思考軸が糖質制限の理解を阻んでいるのかもしれない




おはようございます。リンさんです。

糖質制限を批判する記事が何だか一気に増えたような気がします。基本的にブログのネタにしたいだけでリンさんはそういった批判的なお話には「余所はヨソ、家はウチ」の精神で通しています。もちろん批判の中身を検証する事はしますが、実際の話どうでもいいよねというのが感想です。

それに検証する上で最も大事な点ですが、そういった批判的な意見には科学的な統一性がありません。科学を武器に記事を書いているような雰囲気満点の「医学博士が書いた。糖質制限は危険?」みたいな記事も実に科学的ではありません。

糖質制限はパラダイムシフト、つまり新しい価値観の考え方です。それを今までの常識という物差しから判断して危険だという事を科学的な反論だといっている非常に残念なクオリティのものです。

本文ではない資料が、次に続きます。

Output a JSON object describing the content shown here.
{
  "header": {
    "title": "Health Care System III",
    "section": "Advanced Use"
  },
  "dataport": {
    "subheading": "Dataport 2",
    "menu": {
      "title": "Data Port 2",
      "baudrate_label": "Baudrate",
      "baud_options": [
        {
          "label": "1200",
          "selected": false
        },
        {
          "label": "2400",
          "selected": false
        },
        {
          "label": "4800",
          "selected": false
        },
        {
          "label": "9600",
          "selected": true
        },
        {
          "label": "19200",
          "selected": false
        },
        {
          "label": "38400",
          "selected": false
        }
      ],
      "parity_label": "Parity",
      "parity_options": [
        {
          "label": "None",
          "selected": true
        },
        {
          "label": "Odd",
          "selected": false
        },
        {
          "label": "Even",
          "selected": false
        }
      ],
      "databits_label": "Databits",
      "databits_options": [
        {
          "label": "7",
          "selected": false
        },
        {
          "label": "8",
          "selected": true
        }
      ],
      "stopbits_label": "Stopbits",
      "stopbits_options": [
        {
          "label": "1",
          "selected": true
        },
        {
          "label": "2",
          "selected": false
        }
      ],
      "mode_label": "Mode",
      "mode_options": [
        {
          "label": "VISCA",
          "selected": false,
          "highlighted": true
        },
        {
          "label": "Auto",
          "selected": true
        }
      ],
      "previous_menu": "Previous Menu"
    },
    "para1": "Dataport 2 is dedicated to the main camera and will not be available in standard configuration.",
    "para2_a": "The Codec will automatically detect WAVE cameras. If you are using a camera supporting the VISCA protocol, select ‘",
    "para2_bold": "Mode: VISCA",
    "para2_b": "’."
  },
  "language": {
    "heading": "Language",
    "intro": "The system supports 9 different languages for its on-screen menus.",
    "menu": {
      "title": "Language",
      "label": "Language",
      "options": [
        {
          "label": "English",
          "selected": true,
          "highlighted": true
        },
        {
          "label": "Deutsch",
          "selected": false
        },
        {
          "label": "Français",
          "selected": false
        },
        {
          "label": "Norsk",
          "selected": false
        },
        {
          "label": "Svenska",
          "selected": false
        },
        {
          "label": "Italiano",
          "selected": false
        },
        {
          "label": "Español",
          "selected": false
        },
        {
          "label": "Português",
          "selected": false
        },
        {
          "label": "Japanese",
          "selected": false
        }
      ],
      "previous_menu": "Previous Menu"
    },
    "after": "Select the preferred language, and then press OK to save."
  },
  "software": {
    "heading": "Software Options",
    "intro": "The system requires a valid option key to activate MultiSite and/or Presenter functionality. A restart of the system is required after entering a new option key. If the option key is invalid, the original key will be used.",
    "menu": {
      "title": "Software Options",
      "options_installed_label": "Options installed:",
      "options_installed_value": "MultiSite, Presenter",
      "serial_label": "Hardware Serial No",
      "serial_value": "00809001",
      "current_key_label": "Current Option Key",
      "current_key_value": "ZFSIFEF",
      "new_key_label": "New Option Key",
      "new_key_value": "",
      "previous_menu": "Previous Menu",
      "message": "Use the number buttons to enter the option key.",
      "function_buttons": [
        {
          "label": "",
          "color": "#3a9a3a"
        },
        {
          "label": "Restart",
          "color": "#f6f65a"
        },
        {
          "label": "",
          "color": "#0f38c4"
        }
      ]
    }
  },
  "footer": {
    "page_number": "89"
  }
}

しかし反論記事が残念であっても、そこに用いられた思考軸は決して否定できません。それが人類が進化の過程で築き上げてきた社会を構築する思考軸だからです。

今回は、現代において使い方が非常に限定的になってしまったその思考軸が、糖質制限の理解を邪魔しているよっていうお話です。

科学と常識は、人類が進化で得た思考する能力

人類は霊長類という自然に属するべき生物でありながら、自然から脱却し大規模な集団を形成し進化を遂げてきました。自然から脱却するという事は自然のルールを無視するという事です。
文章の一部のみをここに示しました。